Traditionally, a decompiler program is manually designed with heuristics from human experts. A domain expert would write down many rules for every pair of programming languages (e.g., C++ and assembly), a time-consuming process that could take many years to produce and need extra attention and manipulation in complicated situations. Additionally, an upgrade of the source language leads to a significant amount of maintenance work.
A neral based decompiler: N-Bref
N-Bref automates the design flow from data set generation to neural network training and evaluation. It does not require a human engineer. It is the first framework that repurposes state-of-the-art neural networks (such as Transformers used in neural machine translation) to handle the deeply structured input and output data in practical code decompilation tasks. N-Bref works on the assembly code compiled from generated C++ programs that routinely call standard libraries and simple real codebase-like solutions.

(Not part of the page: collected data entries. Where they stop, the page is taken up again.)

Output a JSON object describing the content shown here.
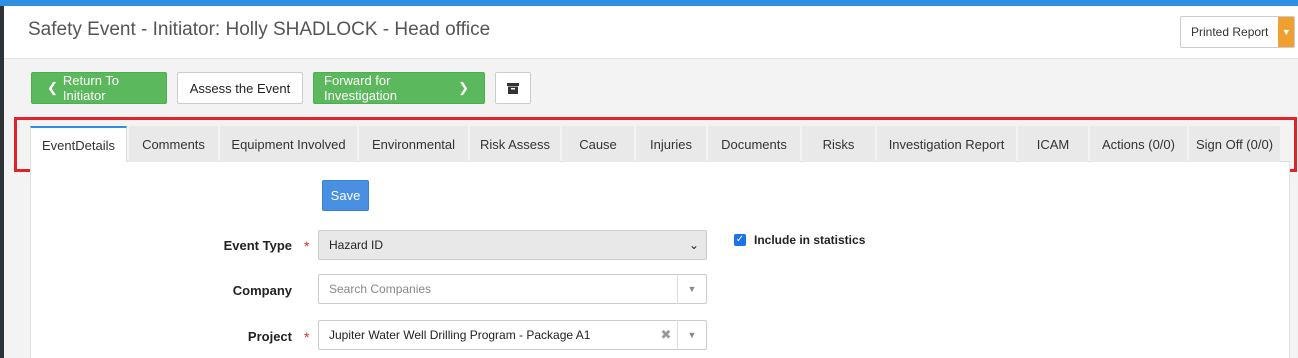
{
  "header": {
    "title": "Safety Event - Initiator: Holly SHADLOCK - Head office",
    "printed_report": "Printed Report"
  },
  "toolbar": {
    "return_label": "Return To Initiator",
    "assess_label": "Assess the Event",
    "forward_label": "Forward for Investigation"
  },
  "tabs": [
    {
      "label": "EventDetails"
    },
    {
      "label": "Comments"
    },
    {
      "label": "Equipment Involved"
    },
    {
      "label": "Environmental"
    },
    {
      "label": "Risk Assess"
    },
    {
      "label": "Cause"
    },
    {
      "label": "Injuries"
    },
    {
      "label": "Documents"
    },
    {
      "label": "Risks"
    },
    {
      "label": "Investigation Report"
    },
    {
      "label": "ICAM"
    },
    {
      "label": "Actions (0/0)"
    },
    {
      "label": "Sign Off (0/0)"
    }
  ],
  "form": {
    "save_label": "Save",
    "event_type": {
      "label": "Event Type",
      "value": "Hazard ID"
    },
    "company": {
      "label": "Company",
      "placeholder": "Search Companies"
    },
    "project": {
      "label": "Project",
      "value": "Jupiter Water Well Drilling Program - Package A1"
    },
    "include_stats": {
      "label": "Include in statistics",
      "checked": true
    }
  },
  "colors": {
    "accent": "#2f8fe0",
    "green": "#5cb85c",
    "save_blue": "#4a90e2",
    "highlight_red": "#e0222a",
    "orange": "#f0a030"
  }
}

The team started by encoding the input assembly code into a graph structure to adequately represent distinct instruction relationships. Then, they encoded the graph structure using existing Graph Embedding tools to obtain representations of the assembly code. The abstract syntax (AST) tree encodes the high-level semantic code. The team utilized memory-augmented transformers (that handle highly structured assembly code) to build and iteratively refine the AST tree. Lastly, the AST tree is converted into a high-level semantic language. A tool is provided to collect training data that generates and joins the representation of high-level programming languages for neural decompiler research.

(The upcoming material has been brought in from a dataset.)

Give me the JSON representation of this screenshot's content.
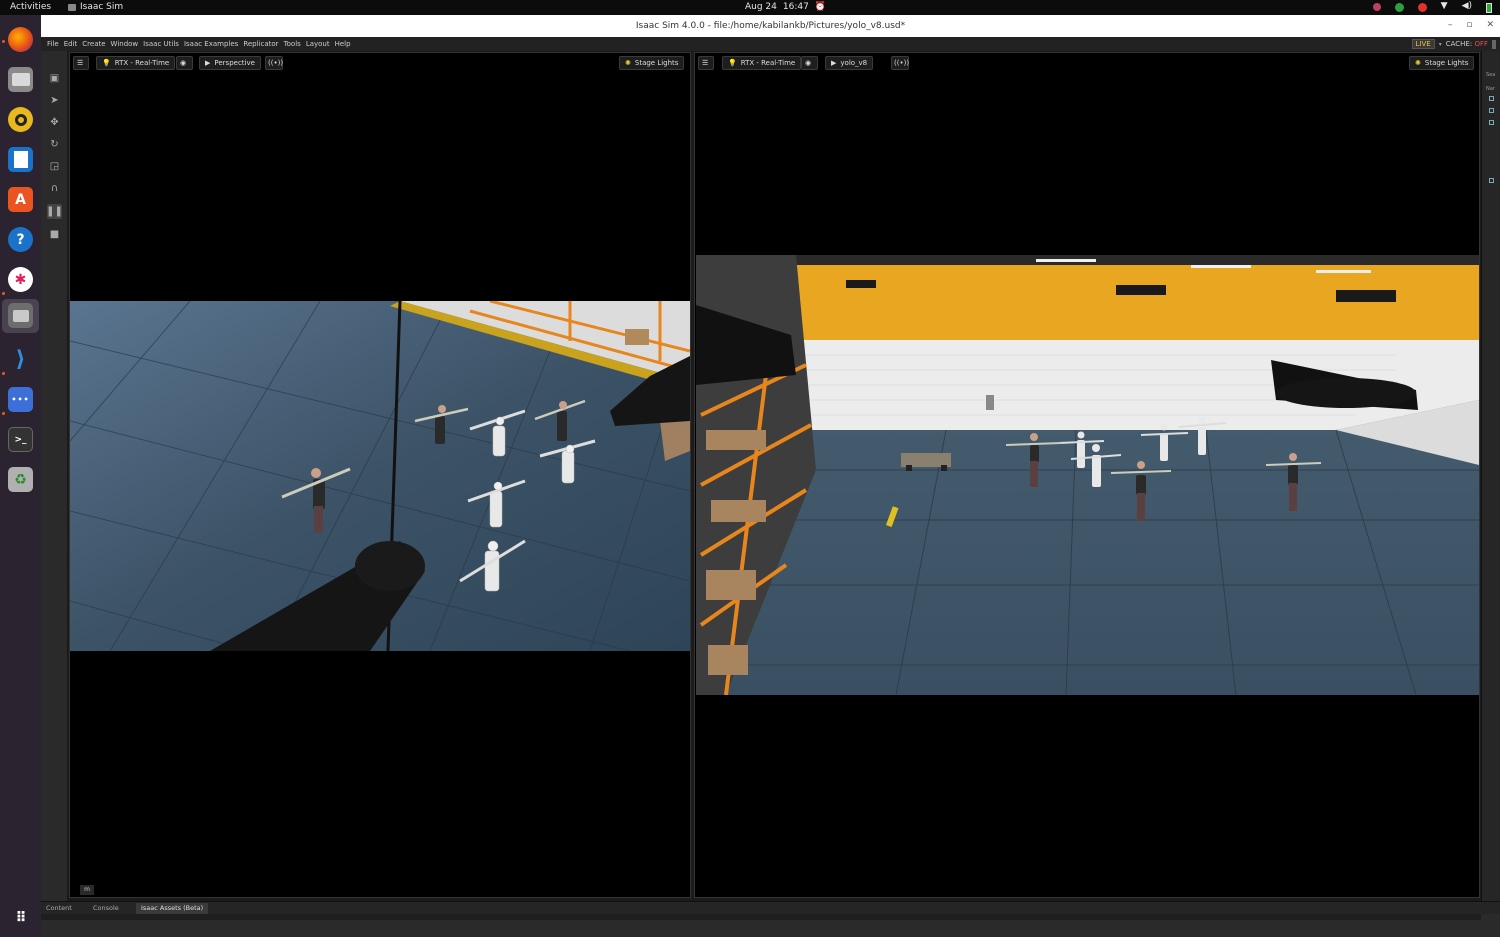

The team states that N-Bref outperforms traditional decompilers, essentially when the input program is long and has sophisticated control flows. The system can decompile real-world C code from the standard C library and fundamental code bases written by humans to solve real-world problems.
This is the first time an end-to-end trainable code decompiler system has performed efficiently in widely-used programming languages such as C++. This advancement leads a step towards a practical decompiler system operating on a large-scale codebase. The team has also developed the first data set generation tool for neural-based decompiler development and testing. The tool generates code similar to the ones written by human programmers and is also suitable for developing learning-based methodologies.